Furthermore, since extractions have always been proposed as a method of treatment for dental crowding [29], this study also evaluated the influence of the initial amount of crowding on the final aesthetic profile thanks to linear regression, observing non-significant interactions. As shown in Fig. 4, the amount of upper and lower crowding was more severe in four-extraction patients, while in two-extraction patients, there was a variable pattern. Interestingly, while the control group showed a significantly lower amount of upper and lower crowding, there were no significant differences between the four-extraction and two-extraction groups. In addition, all studied variables were comparable at T0 between the two-extraction and the four-extraction groups, suggesting that the choice of extraction pattern is a complex decision that involves many parameters, not least the clinician’s sensibility and experience.

It should be noted that all the regression models were able to explain a relatively small amount of variation, around 40%, of the dependent variables, suggesting that there are many other parameters to consider and that were not investigated in the present study, such as the phenotype of the lips and the orthodontists’ preferences. In fact, it has been observed that the correlation between the retrusion of the incisors and the flattening of the lip profile is more significant in patients with thin lips, while it is much less evident in patients with thick lips [9]. Additionally, recent research has determined that orthodontists prefer a more vestibular position of incisors rather than a lingual inclination [17], in contrast to the opinion of laypeople. Therefore, these features are surely determinants of orthodontic treatment results and should be considered for final treatment evaluation.
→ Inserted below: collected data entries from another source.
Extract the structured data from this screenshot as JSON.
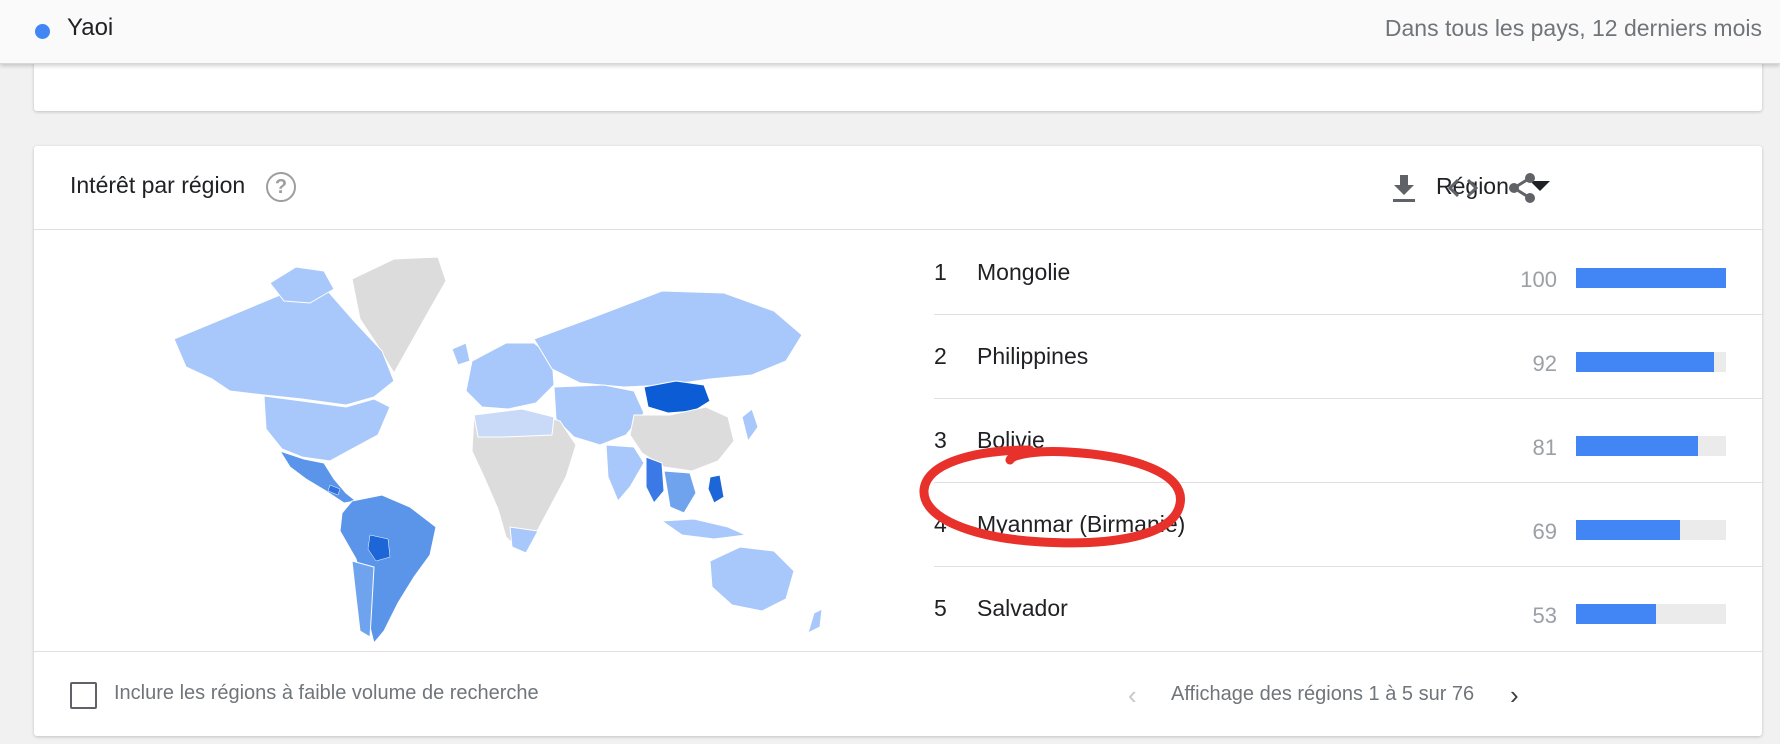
{
  "topbar": {
    "term": "Yaoi",
    "term_color": "#4285f4",
    "scope": "Dans tous les pays, 12 derniers mois"
  },
  "card": {
    "title": "Intérêt par région",
    "help_icon": "question-circle-icon",
    "select_label": "Région",
    "tools": [
      "download-icon",
      "embed-code-icon",
      "share-icon"
    ]
  },
  "regions": [
    {
      "rank": "1",
      "name": "Mongolie",
      "value": 100
    },
    {
      "rank": "2",
      "name": "Philippines",
      "value": 92
    },
    {
      "rank": "3",
      "name": "Bolivie",
      "value": 81
    },
    {
      "rank": "4",
      "name": "Myanmar (Birmanie)",
      "value": 69
    },
    {
      "rank": "5",
      "name": "Salvador",
      "value": 53
    }
  ],
  "footer": {
    "checkbox_label": "Inclure les régions à faible volume de recherche",
    "pager_text": "Affichage des régions 1 à 5 sur 76"
  },
  "colors": {
    "bar": "#4285f4",
    "map_high": "#0b5cd5",
    "map_mid": "#5a95ea",
    "map_low": "#a8c7fa",
    "map_none": "#dcdcdc",
    "annotation": "#e8312a"
  }
}
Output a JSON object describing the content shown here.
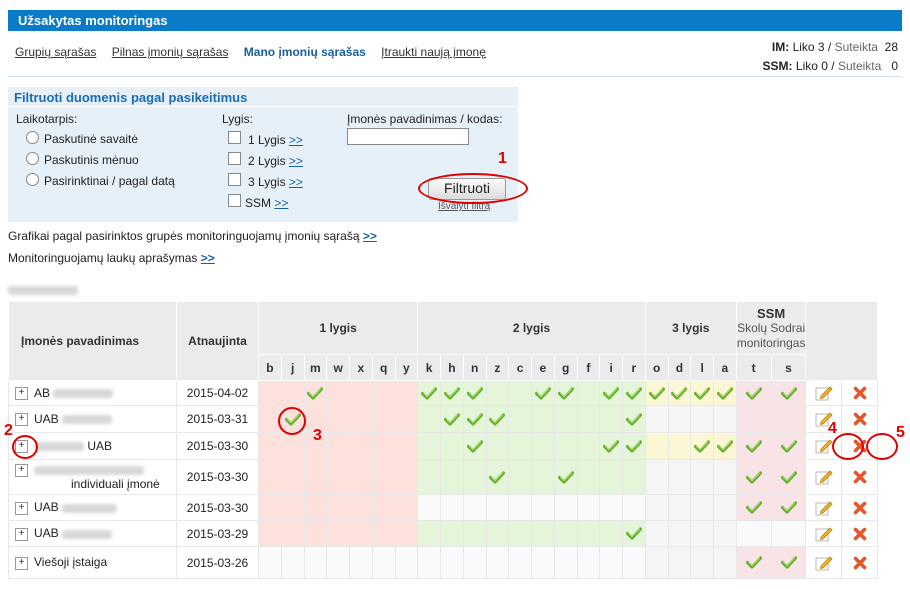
{
  "title": "Užsakytas monitoringas",
  "nav": {
    "groups": "Grupių sąrašas",
    "full": "Pilnas įmonių sąrašas",
    "mine": "Mano įmonių sąrašas",
    "add": "Įtraukti naują įmonę"
  },
  "quota": {
    "im_label": "IM:",
    "im_left": "Liko 3 /",
    "im_given": "Suteikta",
    "im_total": "28",
    "ssm_label": "SSM:",
    "ssm_left": "Liko 0 /",
    "ssm_given": "Suteikta",
    "ssm_total": "0"
  },
  "filter": {
    "title": "Filtruoti duomenis pagal pasikeitimus",
    "period_label": "Laikotarpis:",
    "period_options": [
      "Paskutinė savaitė",
      "Paskutinis mėnuo",
      "Pasirinktinai / pagal datą"
    ],
    "level_label": "Lygis:",
    "levels": [
      "1 Lygis",
      "2 Lygis",
      "3 Lygis",
      "SSM"
    ],
    "more": ">>",
    "name_label": "Įmonės pavadinimas / kodas:",
    "name_value": "",
    "button": "Filtruoti",
    "clear": "Išvalyti filtrą"
  },
  "info": {
    "charts": "Grafikai pagal pasirinktos grupės monitoringuojamų įmonių sąrašą",
    "fields": "Monitoringuojamų laukų aprašymas",
    "more": ">>"
  },
  "annotations": [
    "1",
    "2",
    "3",
    "4",
    "5"
  ],
  "table": {
    "col_name": "Įmonės pavadinimas",
    "col_updated": "Atnaujinta",
    "group1": "1 lygis",
    "group2": "2 lygis",
    "group3": "3 lygis",
    "ssm_title": "SSM",
    "ssm_sub": "Skolų Sodrai monitoringas",
    "cols": [
      "b",
      "j",
      "m",
      "w",
      "x",
      "q",
      "y",
      "k",
      "h",
      "n",
      "z",
      "c",
      "e",
      "g",
      "f",
      "i",
      "r",
      "o",
      "d",
      "l",
      "a",
      "t",
      "s"
    ],
    "rows": [
      {
        "prefix": "AB",
        "suffix": "",
        "date": "2015-04-02",
        "checks": [
          "m",
          "k",
          "h",
          "n",
          "e",
          "g",
          "i",
          "r",
          "o",
          "d",
          "l",
          "a",
          "t",
          "s"
        ]
      },
      {
        "prefix": "UAB",
        "suffix": "",
        "date": "2015-03-31",
        "checks": [
          "j",
          "h",
          "n",
          "z",
          "r"
        ]
      },
      {
        "prefix": "",
        "suffix": "UAB",
        "date": "2015-03-30",
        "checks": [
          "n",
          "i",
          "r",
          "l",
          "a",
          "t",
          "s"
        ]
      },
      {
        "prefix": "",
        "suffix": "individuali įmonė",
        "date": "2015-03-30",
        "checks": [
          "z",
          "g",
          "t",
          "s"
        ]
      },
      {
        "prefix": "UAB",
        "suffix": "",
        "date": "2015-03-30",
        "checks": [
          "t",
          "s"
        ]
      },
      {
        "prefix": "UAB",
        "suffix": "",
        "date": "2015-03-29",
        "checks": [
          "r"
        ]
      },
      {
        "prefix": "Viešoji įstaiga",
        "suffix": "",
        "date": "2015-03-26",
        "checks": [
          "t",
          "s"
        ]
      }
    ]
  }
}
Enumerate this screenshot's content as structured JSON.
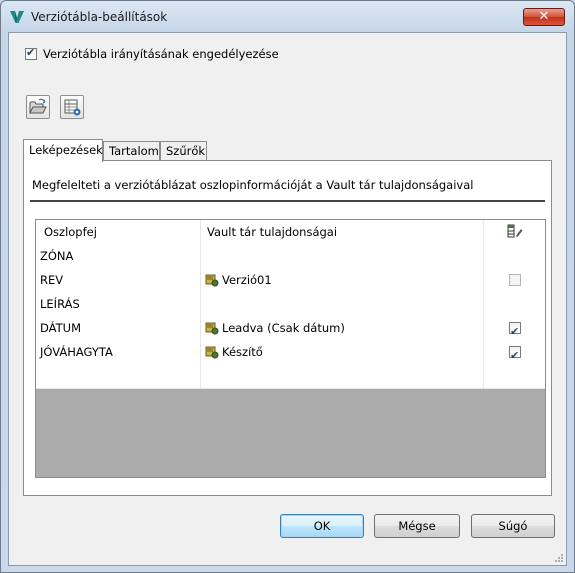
{
  "window": {
    "title": "Verziótábla-beállítások",
    "close_label": "✕"
  },
  "enable_checkbox": {
    "label": "Verziótábla irányításának engedélyezése",
    "checked": true
  },
  "toolbar": {
    "buttons": [
      {
        "icon": "open-folder-icon"
      },
      {
        "icon": "table-settings-icon"
      }
    ]
  },
  "tabs": [
    {
      "label": "Leképezések",
      "active": true
    },
    {
      "label": "Tartalom",
      "active": false
    },
    {
      "label": "Szűrők",
      "active": false
    }
  ],
  "panel": {
    "description": "Megfelelteti a verziótáblázat oszlopinformációját a Vault tár tulajdonságaival"
  },
  "grid": {
    "columns": {
      "col1": "Oszlopfej",
      "col2": "Vault tár tulajdonságai",
      "col3_icon": "edit-column-icon"
    },
    "rows": [
      {
        "column": "ZÓNA",
        "property": "",
        "checkbox": "none"
      },
      {
        "column": "REV",
        "property": "Verzió01",
        "checkbox": "disabled"
      },
      {
        "column": "LEÍRÁS",
        "property": "",
        "checkbox": "none"
      },
      {
        "column": "DÁTUM",
        "property": "Leadva (Csak dátum)",
        "checkbox": "checked"
      },
      {
        "column": "JÓVÁHAGYTA",
        "property": "Készítő",
        "checkbox": "checked"
      },
      {
        "column": "",
        "property": "",
        "checkbox": "none"
      }
    ]
  },
  "buttons": {
    "ok": "OK",
    "cancel": "Mégse",
    "help": "Súgó"
  }
}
Finally, although care was taken to reduce the selection bias by using a rigid chronological criterion, apart from the retrospective design, the presence of subtle differences between the extraction groups and the control group limited the present investigation. However, such differences arose from the impossibility of randomising treatment choice. The need for extractions was determined by several skeletal, dental, and aesthetical considerations; therefore, it was expected that the extraction and non-extraction patients would be different from each other. It would obviously be ethically questionable to deliberately treat a patient without extraction when an extraction is required, and vice-versa. Debatable ethical issues would also arise in the case that the clinician treat a patient without an extraction who needs an extraction but refuses. These considerations were confirmed in a historical study by Odenrick et al. who compared the morphology of patients treated with and without extraction, showing differences for the dental crowding, the lengths of maxilla and mandible, and the width of teeth, which was higher in extraction patients [29].

Similar soft tissue aesthetics were observed after treatment in the three groups. A statistically significant reduction in the FMA angle was observed in the four-extractions group, while a statistically significant modification of the lower incisor torque was observed in the two-extraction group. Considering the importance of soft tissue in the diagnosis of orthodontic treatment, linear multiple regression revealed that, even if there were no statistically significant differences regarding soft tissue profile, the upper and lower lip protrusion and facial convexity angle were affected by the anchorage pattern.